At my church, there is a “requirement” that the couples get marriage counseling by their pastor before getting married. I think that this is a wonderful idea, while Jed is a little more apprehensive about it. I’ll let him speak for himself about that. The pastor who is marrying us is Jim Gane, my old youth pastor, bible teacher, and volleyball coach all four years of high school. He was probably the person who influenced me the most in high school. Needless to say, I knew him pretty well and vice versa. Jim is a very blunt, no beating around the bush kind of person, and Jed had heard some things that might have made him a little scared to meet him, so I feel that he was dreading this meeting. I was excited, and a little scared as well.
Jed here. It’s not that I was afraid of Jim; he was important to Tiffany so she put a lot of stock in his opinion. Anyone like that has to be pretty remarkable. I’m not really sure why I’m so nervous about “counseling” except that it feels to me like something to do when there are problems. I know that’s not how this particular counseling works, but there’s more baggage. Back when Tiffany and I started dating a lot of our mutual friends thought that we were a flash in the pan; totally wrong for each other. I know how good we are together, but I think that there’s still the fear that someone will look into our relationship from the outside and condemn it. Counseling – like the “Are you ready to get married” books – works by finding the weaknesses. It’s actively destructive in order to build a stronger union. I guess I am hesitant to give an outside party too much power. As it turned out though, the session wasn’t as bad as I was worrying it would be.

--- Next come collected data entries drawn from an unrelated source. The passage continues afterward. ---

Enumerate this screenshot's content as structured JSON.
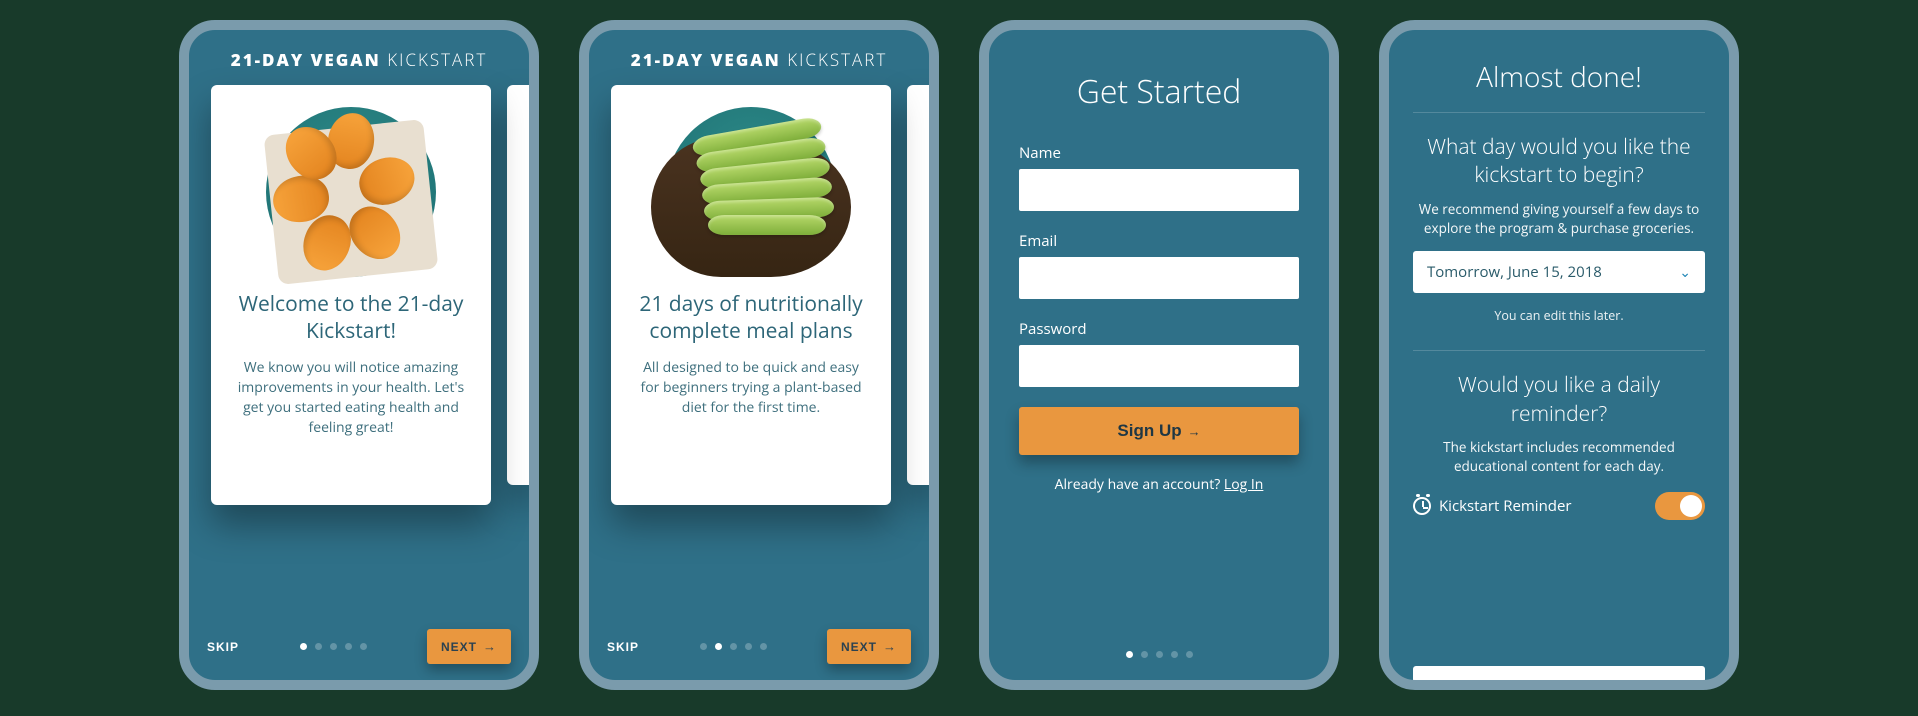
{
  "app_title_bold": "21-DAY VEGAN",
  "app_title_light": "KICKSTART",
  "skip_label": "SKIP",
  "next_label": "NEXT",
  "screens": {
    "onboard1": {
      "heading": "Welcome to the 21-day Kickstart!",
      "body": "We know you will notice amazing improvements in your health. Let's get you started eating health and feeling great!"
    },
    "onboard2": {
      "heading": "21 days of nutritionally complete meal plans",
      "body": "All designed to be quick and easy for beginners trying a plant-based diet for the first time."
    },
    "signup": {
      "title": "Get Started",
      "labels": {
        "name": "Name",
        "email": "Email",
        "password": "Password"
      },
      "values": {
        "name": "",
        "email": "",
        "password": ""
      },
      "submit": "Sign Up",
      "have_account": "Already have an account?",
      "login": "Log In"
    },
    "setup": {
      "title": "Almost done!",
      "q1": "What day would you like the kickstart to begin?",
      "hint1": "We recommend giving yourself a few days to explore the program & purchase groceries.",
      "date_selected": "Tomorrow, June 15, 2018",
      "edit_note": "You can edit this later.",
      "q2": "Would you like a daily reminder?",
      "hint2": "The kickstart includes recommended educational content for each day.",
      "toggle_label": "Kickstart Reminder",
      "toggle_on": true
    }
  },
  "colors": {
    "accent": "#e9973f",
    "bg": "#2f7088"
  }
}
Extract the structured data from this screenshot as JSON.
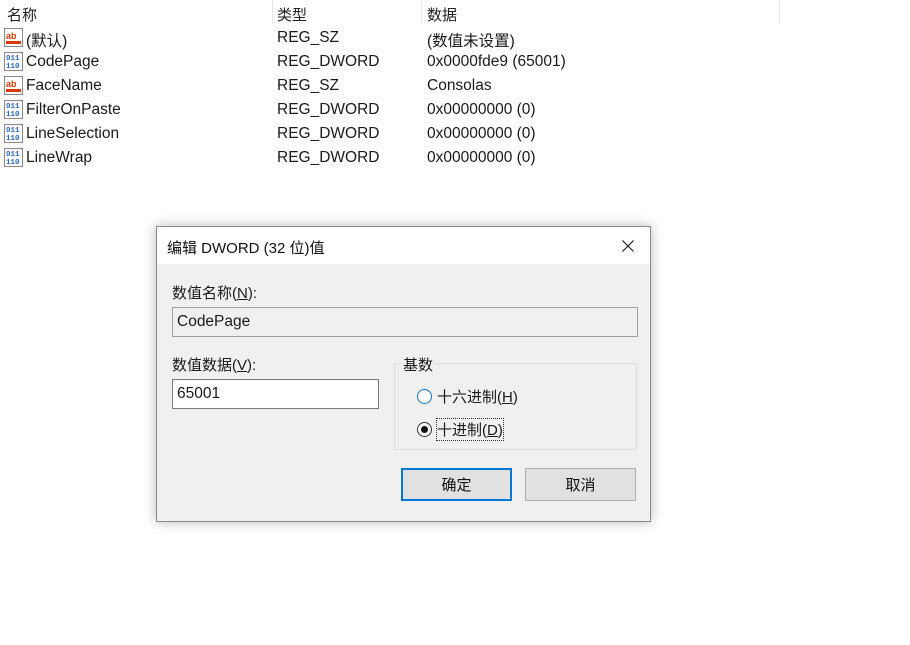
{
  "list": {
    "columns": [
      "名称",
      "类型",
      "数据"
    ],
    "rows": [
      {
        "name": "(默认)",
        "type": "REG_SZ",
        "data": "(数值未设置)",
        "icon": "string-value-icon"
      },
      {
        "name": "CodePage",
        "type": "REG_DWORD",
        "data": "0x0000fde9 (65001)",
        "icon": "binary-value-icon"
      },
      {
        "name": "FaceName",
        "type": "REG_SZ",
        "data": "Consolas",
        "icon": "string-value-icon"
      },
      {
        "name": "FilterOnPaste",
        "type": "REG_DWORD",
        "data": "0x00000000 (0)",
        "icon": "binary-value-icon"
      },
      {
        "name": "LineSelection",
        "type": "REG_DWORD",
        "data": "0x00000000 (0)",
        "icon": "binary-value-icon"
      },
      {
        "name": "LineWrap",
        "type": "REG_DWORD",
        "data": "0x00000000 (0)",
        "icon": "binary-value-icon"
      }
    ]
  },
  "dialog": {
    "title": "编辑 DWORD (32 位)值",
    "value_name_label_pre": "数值名称(",
    "value_name_label_key": "N",
    "value_name_label_post": "):",
    "value_name": "CodePage",
    "value_data_label_pre": "数值数据(",
    "value_data_label_key": "V",
    "value_data_label_post": "):",
    "value_data": "65001",
    "base_label": "基数",
    "hex_label_pre": "十六进制(",
    "hex_label_key": "H",
    "hex_label_post": ")",
    "hex_selected": false,
    "dec_label_pre": "十进制(",
    "dec_label_key": "D",
    "dec_label_post": ")",
    "dec_selected": true,
    "ok_label": "确定",
    "cancel_label": "取消"
  },
  "colors": {
    "accent": "#0078d7",
    "dialog_bg": "#f0f0f0",
    "icon_red": "#d83b01",
    "icon_blue": "#2b6cc4"
  }
}
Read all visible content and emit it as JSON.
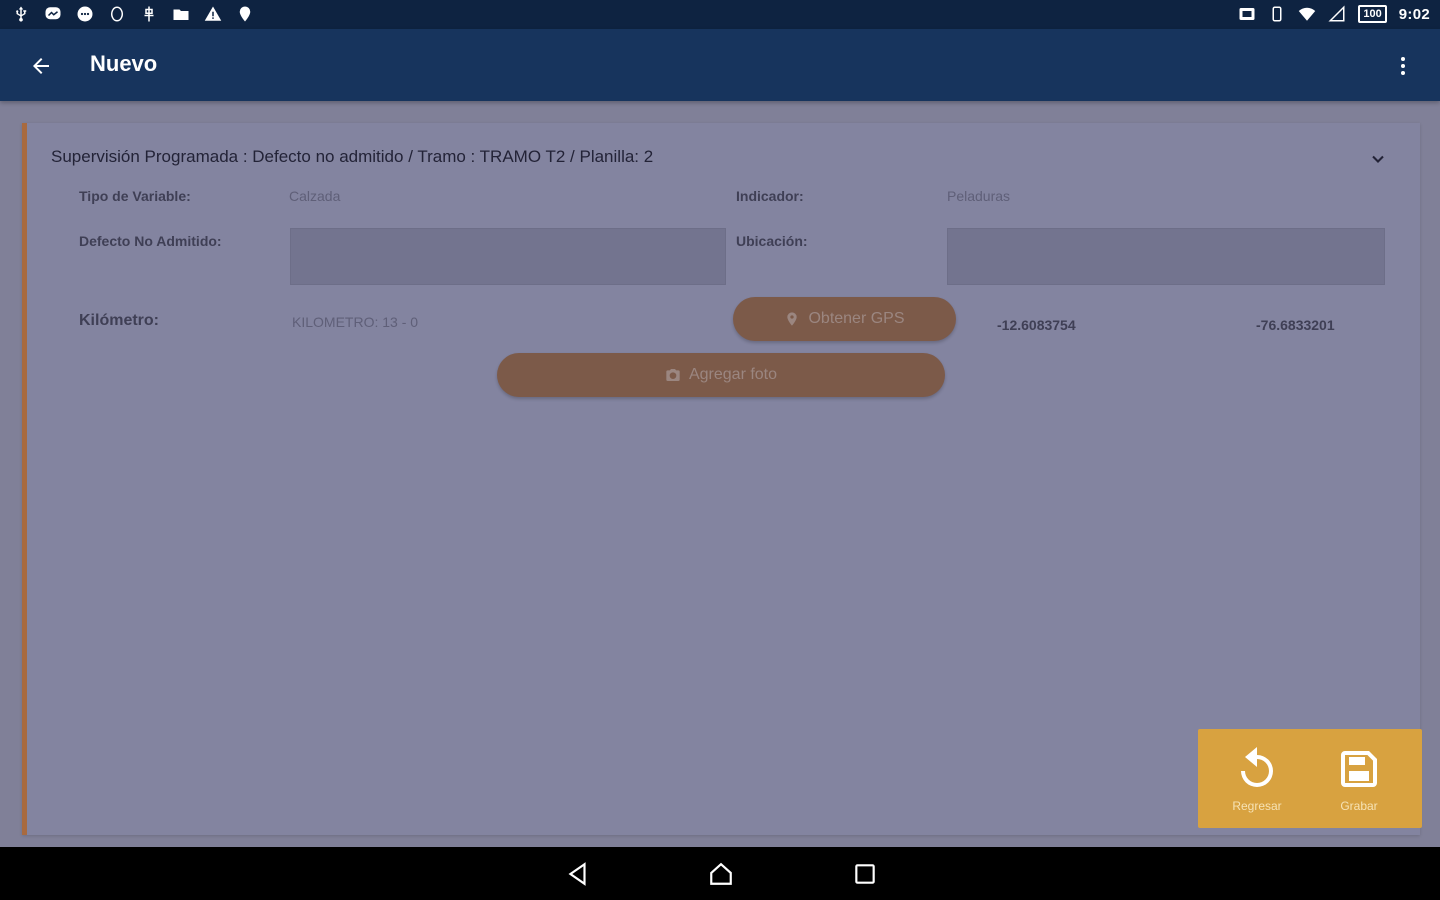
{
  "status_bar": {
    "left_icons": [
      "usb-icon",
      "messenger-icon",
      "chat-icon",
      "clock-icon",
      "usb-debug-icon",
      "folder-icon",
      "warning-icon",
      "location-pin-icon"
    ],
    "right_icons": [
      "cast-icon",
      "vibrate-icon",
      "wifi-icon",
      "signal-icon",
      "battery-icon"
    ],
    "battery_level": "100",
    "time": "9:02"
  },
  "app_bar": {
    "title": "Nuevo",
    "back_icon": "arrow-left-icon",
    "menu_icon": "more-vertical-icon"
  },
  "card": {
    "header": "Supervisión Programada : Defecto no admitido / Tramo : TRAMO T2 / Planilla: 2",
    "fields": {
      "tipo_variable_label": "Tipo de Variable:",
      "tipo_variable_value": "Calzada",
      "indicador_label": "Indicador:",
      "indicador_value": "Peladuras",
      "defecto_label": "Defecto No Admitido:",
      "defecto_value": "",
      "ubicacion_label": "Ubicación:",
      "ubicacion_value": "",
      "kilometro_label": "Kilómetro:",
      "kilometro_value": "KILOMETRO: 13 - 0",
      "latitude": "-12.6083754",
      "longitude": "-76.6833201"
    },
    "buttons": {
      "gps_label": "Obtener GPS",
      "photo_label": "Agregar foto"
    }
  },
  "actions": {
    "regresar_label": "Regresar",
    "grabar_label": "Grabar"
  },
  "colors": {
    "status_bar": "#0e2341",
    "app_bar": "#17345d",
    "accent_border": "#a86a3f",
    "pill_button": "#7c5a49",
    "action_panel": "#d8a240"
  }
}
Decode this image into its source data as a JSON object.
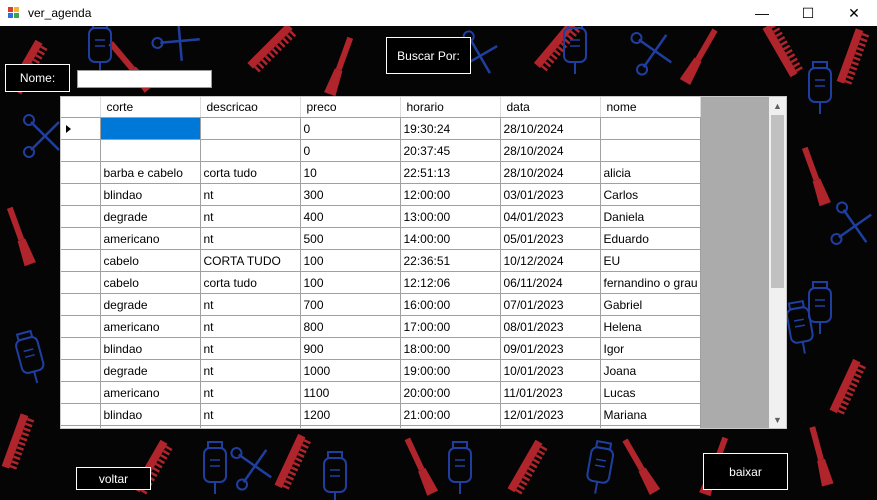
{
  "window": {
    "title": "ver_agenda",
    "minimize": "—",
    "maximize": "☐",
    "close": "✕"
  },
  "toolbar": {
    "search_by_label": "Buscar Por:",
    "name_label": "Nome:",
    "name_value": ""
  },
  "grid": {
    "columns": [
      "corte",
      "descricao",
      "preco",
      "horario",
      "data",
      "nome"
    ],
    "rows": [
      [
        "",
        "",
        "0",
        "19:30:24",
        "28/10/2024",
        ""
      ],
      [
        "",
        "",
        "0",
        "20:37:45",
        "28/10/2024",
        ""
      ],
      [
        "barba e cabelo",
        "corta tudo",
        "10",
        "22:51:13",
        "28/10/2024",
        "alicia"
      ],
      [
        "blindao",
        "nt",
        "300",
        "12:00:00",
        "03/01/2023",
        "Carlos"
      ],
      [
        "degrade",
        "nt",
        "400",
        "13:00:00",
        "04/01/2023",
        "Daniela"
      ],
      [
        "americano",
        "nt",
        "500",
        "14:00:00",
        "05/01/2023",
        "Eduardo"
      ],
      [
        "cabelo",
        "CORTA TUDO",
        "100",
        "22:36:51",
        "10/12/2024",
        "EU"
      ],
      [
        "cabelo",
        "corta tudo",
        "100",
        "12:12:06",
        "06/11/2024",
        "fernandino o grau"
      ],
      [
        "degrade",
        "nt",
        "700",
        "16:00:00",
        "07/01/2023",
        "Gabriel"
      ],
      [
        "americano",
        "nt",
        "800",
        "17:00:00",
        "08/01/2023",
        "Helena"
      ],
      [
        "blindao",
        "nt",
        "900",
        "18:00:00",
        "09/01/2023",
        "Igor"
      ],
      [
        "degrade",
        "nt",
        "1000",
        "19:00:00",
        "10/01/2023",
        "Joana"
      ],
      [
        "americano",
        "nt",
        "1100",
        "20:00:00",
        "11/01/2023",
        "Lucas"
      ],
      [
        "blindao",
        "nt",
        "1200",
        "21:00:00",
        "12/01/2023",
        "Mariana"
      ],
      [
        "",
        "",
        "",
        "",
        "",
        ""
      ]
    ],
    "scroll_up": "▲",
    "scroll_down": "▼"
  },
  "footer": {
    "back_label": "voltar",
    "download_label": "baixar"
  },
  "colors": {
    "selection": "#0078d7",
    "pattern_red": "#b0242b",
    "pattern_blue": "#1f3fa0",
    "background": "#050505"
  },
  "icons": [
    "app-icon",
    "minimize-icon",
    "maximize-icon",
    "close-icon",
    "row-pointer-icon",
    "scroll-up-icon",
    "scroll-down-icon",
    "comb-icon",
    "razor-icon",
    "scissors-icon",
    "clipper-icon"
  ]
}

Jed had written previously about the books that Jim had us go through before we got to the session. While we forgot to bring the books, we flew through it with flying colors and no “red lights”. Then Jim proceeded to give us the whirlwind tour of his usual seven weeks of counseling in an hour and a half. I really wish we had more time, because so much of what he said was so valuable, but I think for us, we knew the basics, it’s the details that we need. At any rate, he ended up recommending about four or five books (and one sex tape…) for us to study before the wedding. We’re both smart cats so I think he let us get away with the “do it yourself” version of marriage counseling, and if we had any problems or questions, to call him.
I was rather proud of one aspect of the night. Pastor Jim had four cornerstones of a healthy marriage, but he could only remember three: faith, forgiveness, and commmunication. Based on that list, I was able to figure out what was missing: honor/respect. Go me!
Some of the books that were recommended were: Sacred Marriage by Gary Thomas, Why Marriages Succeed or Fail by John Gottman, The Marriage Builder by Larry Crabb and The Gift of Honor by Gary Smalley. The sex tapes – essentially a how-to for him and her to be ‘enjoyed’ separately to maximize the wedding night bliss – was by some guy named Ed and yeiled the somewhat frightening meme “Going to Bed with Ed…”
Tiffany with Jim
Jed also had a chance to see the inside of the church that we will be married in for the first time. All, very exciting.
The church was actually pretty nice. Tiffany’s mom had said that – photographically – it wasn’t the most aesthetically pleasing. But in the lense of a talented photographer like Rafael, I’m sure it will look great. Good lines…
Tiffany walks down the aisle. It’s the same aisle that she walked down to graduate, and the one she’ll walk down again on our wedding day.